The notMNIST dataset is a image recognition dataset of font glypyhs for the letters A through J useful with simple neural networks. It is quite similar to the classic MNIST dataset of handwritten digits 0 through 9.
Unfortunately, the notMNIST data is not provided in the same format as the MNIST data, so you can't just swap in the notMNIST data files and run your neural network on it unaltered. This repo solves that problem: the four *.gz files here have the same number of entries, in the same data format as the same-named file from the MNIST dataset. But instead of handwritten digits, the images are letters from A to J (the labels are still 0 through 9). (These files are posted here with permission of the original author of the notMNIST data set.)
If you have a neural network that uses MNIST, you should be able to substitute the data files from this repo and run the program without making any changes.
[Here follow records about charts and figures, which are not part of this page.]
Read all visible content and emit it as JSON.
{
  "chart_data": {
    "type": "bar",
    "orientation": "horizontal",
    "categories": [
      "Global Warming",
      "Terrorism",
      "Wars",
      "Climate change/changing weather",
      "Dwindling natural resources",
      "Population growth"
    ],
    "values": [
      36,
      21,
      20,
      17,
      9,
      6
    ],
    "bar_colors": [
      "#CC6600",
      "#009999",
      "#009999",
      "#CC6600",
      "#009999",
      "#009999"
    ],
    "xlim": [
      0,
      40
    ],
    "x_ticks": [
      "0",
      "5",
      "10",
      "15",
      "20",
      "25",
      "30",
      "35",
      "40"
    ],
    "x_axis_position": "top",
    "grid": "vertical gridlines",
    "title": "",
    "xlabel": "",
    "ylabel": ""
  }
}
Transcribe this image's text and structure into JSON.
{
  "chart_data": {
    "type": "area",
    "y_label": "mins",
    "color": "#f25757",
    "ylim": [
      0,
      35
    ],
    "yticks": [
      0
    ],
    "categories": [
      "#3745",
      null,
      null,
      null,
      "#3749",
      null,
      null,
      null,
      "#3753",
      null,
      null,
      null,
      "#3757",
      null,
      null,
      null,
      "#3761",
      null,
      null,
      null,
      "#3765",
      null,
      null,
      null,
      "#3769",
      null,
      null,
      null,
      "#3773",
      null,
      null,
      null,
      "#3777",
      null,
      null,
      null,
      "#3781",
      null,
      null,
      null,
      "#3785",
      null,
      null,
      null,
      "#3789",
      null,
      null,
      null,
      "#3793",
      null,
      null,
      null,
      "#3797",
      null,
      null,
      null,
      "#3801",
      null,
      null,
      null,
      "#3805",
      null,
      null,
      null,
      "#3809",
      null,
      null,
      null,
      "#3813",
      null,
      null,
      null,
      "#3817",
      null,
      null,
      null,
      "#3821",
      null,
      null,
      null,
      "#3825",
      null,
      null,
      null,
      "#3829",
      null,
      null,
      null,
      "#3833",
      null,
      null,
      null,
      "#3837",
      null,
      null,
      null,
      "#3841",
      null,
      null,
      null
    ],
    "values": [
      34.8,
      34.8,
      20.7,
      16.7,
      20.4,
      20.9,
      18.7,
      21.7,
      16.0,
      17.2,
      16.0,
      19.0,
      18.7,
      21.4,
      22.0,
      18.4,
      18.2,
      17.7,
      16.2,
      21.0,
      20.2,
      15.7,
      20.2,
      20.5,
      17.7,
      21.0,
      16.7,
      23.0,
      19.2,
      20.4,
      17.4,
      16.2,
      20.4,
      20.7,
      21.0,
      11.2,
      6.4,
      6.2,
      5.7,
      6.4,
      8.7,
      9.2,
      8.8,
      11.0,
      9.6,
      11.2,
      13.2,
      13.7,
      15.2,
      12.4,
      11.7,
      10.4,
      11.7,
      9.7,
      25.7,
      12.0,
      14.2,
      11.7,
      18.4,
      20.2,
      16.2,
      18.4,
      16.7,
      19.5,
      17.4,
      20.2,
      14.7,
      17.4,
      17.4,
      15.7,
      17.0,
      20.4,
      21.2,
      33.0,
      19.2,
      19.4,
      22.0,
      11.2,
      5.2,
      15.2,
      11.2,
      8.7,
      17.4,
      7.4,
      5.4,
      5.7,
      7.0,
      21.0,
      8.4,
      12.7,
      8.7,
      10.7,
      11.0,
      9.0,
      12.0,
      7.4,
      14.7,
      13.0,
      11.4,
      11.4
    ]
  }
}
Note that the notMNIST dataset is harder and less clean than MNIST. A simple 2 hidden layer net that gets 98% accuracy on MNIST gets about 93 or 94% accuracy with these notMNIST files.
The notMNIST dataset is much larger than the MNIST set, so the data files here are a random sample of the notMNIST data. If you want to take a different sample or a larger sample, you can use the python script in this directory to process notMNIST yourself.
Instructions:
- if you already have a MNIST data/ directory, rename it and create a new one with code like this:
mv data data.original_mnist
mkdir data
- Download and unpack the notMNIST data. The files are not particularly large, but unpacking them can take a long time because there are well over 500,000 individual image files.
curl -o notMNIST_small.tar.gz http://yaroslavvb.com/upload/notMNIST/notMNIST_mall.tar.gz
curl -o notMNIST_large.tar.gz http://yaroslavvb.com/upload/notMNIST/notMNIST_arge.tar.gz
tar xzf notMNIST_small.tar.gz
tar xzf notMNIST_large.tar.gz
- Finally, run this script to convert the data to MNIST files in your data/ directory and compress them:
python convert_to_mnist_format.py notMNIST_small 1000 data/t10k-labels-idx1-uyte data/t10k-images-idx3-ubyte
python convert_to_mnist_format.py notMNIST_large 6000 data/train-labels-idx1-byte data/train-images-idx3-ubyte
gzip data/*ubyte
The first command line above says that the test files should include 1000 entries for each of the 10 letters, and that the training files should include 6000 entries for each of the 10 letters. This matches the size of the MNIST files. notMNIST is significantly bigger than MNIST, however, and you can probably use numbers as large as 1800 for the test files and 50000 for the training files.